Warum muss man auch Business Software neu denken?

Eine Kundenbeziehung funktioniert heute anders als vor einigen Jahren. Die Markttransparenz ist um ein vielfaches höher und die Möglichkeit international zu agieren ist viel einfacher – der Wettbewerb ist vielfältig. Deswegen ist es umso wichtiger, mit seinen Kunden eine stabile und verlässliche Zusammenarbeit zu etablieren, die aus unterschiedlichen Situationen heraus immer mit der gleichen Qualität sichergestellt werden kann. Studien sehen voraus, das die „Kundenerfahrung“ im Umgang mit einem Unternehmen immer wichtiger wird, sodass dieser Faktor schon bald genauso relevant sein wird, wie „Preis“ oder „Marke“.

Fachkräftemangel ist kein branchenspezifisches Problem. Unsere Unternehmensressourcen sind endlich und die persönliche Produktivität eines jeden Mitarbeiters ist entscheidend.
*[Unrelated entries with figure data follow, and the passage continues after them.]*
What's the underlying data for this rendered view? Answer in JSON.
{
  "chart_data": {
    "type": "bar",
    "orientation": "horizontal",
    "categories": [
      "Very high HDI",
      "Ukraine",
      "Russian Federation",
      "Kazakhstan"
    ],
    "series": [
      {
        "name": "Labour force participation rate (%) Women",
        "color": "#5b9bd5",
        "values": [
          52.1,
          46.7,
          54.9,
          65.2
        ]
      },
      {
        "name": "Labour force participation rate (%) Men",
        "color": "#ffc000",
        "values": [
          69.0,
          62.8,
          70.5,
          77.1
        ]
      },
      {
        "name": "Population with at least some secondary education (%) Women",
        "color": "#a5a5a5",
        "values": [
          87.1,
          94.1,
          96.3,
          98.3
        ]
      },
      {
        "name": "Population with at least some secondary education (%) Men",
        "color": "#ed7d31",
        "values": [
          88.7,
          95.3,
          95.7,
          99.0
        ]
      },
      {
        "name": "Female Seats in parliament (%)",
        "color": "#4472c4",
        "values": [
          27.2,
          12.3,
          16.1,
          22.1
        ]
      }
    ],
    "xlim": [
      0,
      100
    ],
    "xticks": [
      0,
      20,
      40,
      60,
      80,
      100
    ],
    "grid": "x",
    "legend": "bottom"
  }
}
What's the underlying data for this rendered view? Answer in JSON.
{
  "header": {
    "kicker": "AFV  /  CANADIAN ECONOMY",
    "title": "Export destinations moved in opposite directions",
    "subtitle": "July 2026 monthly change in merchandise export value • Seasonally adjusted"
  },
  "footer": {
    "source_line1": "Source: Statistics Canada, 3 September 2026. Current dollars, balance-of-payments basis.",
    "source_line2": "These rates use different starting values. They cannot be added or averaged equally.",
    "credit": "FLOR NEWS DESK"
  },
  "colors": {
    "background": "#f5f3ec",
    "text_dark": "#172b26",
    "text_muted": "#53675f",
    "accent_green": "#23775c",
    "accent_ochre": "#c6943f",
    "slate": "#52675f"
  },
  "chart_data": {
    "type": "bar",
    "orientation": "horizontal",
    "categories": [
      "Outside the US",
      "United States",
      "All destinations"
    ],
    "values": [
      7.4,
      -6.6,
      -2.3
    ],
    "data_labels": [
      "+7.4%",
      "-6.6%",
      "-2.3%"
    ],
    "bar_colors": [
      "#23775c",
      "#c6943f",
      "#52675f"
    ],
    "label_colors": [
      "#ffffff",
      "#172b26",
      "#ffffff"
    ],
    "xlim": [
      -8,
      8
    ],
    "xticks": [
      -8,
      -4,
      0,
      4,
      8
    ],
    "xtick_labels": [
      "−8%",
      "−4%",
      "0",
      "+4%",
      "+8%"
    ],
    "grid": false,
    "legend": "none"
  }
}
Schnelle Einarbeitung, projektorientiertes Arbeiten anstatt der Steuerung von Routinearbeiten und standortübergreifende Teamarbeit sind Schlagworte, die die Messlatte an eine Unternehmens-IT legen. Attraktive Arbeitsplätze sind modern und erfüllen den Wunsch nach Flexibilität und Mobilität, die eine neue Generation von den privaten Software-Nutzungsgewohnheiten kennt.

Technologie ermöglicht Geschwindigkeit und Anpassung. Die Leistungsmerkmale, die eine Software erfüllen muss, verändern sich heute schnell. Neue Geschäftsmodelle entstehen und erhöhen den Wettbewerb. Viele Unternehmen sehen sich dazu gezwungen, wenigstens zu reagieren, um den Verlust von Marktanteilen einzudämmen. Unternehmen, die aber selbst durch eigene, neue und bessere, IT-gestützte Serviceangebote in Erscheinung treten, können binnen kurzer Zeit neue Kunden gewinnen und Produkte individuell distribuieren. Mit Dynamics 365 hat Microsoft die klassischen ERP- und CRM-Konzepte für eine moderne Business Anwendungsarchitektur neu gedacht und auf den Markt gebracht.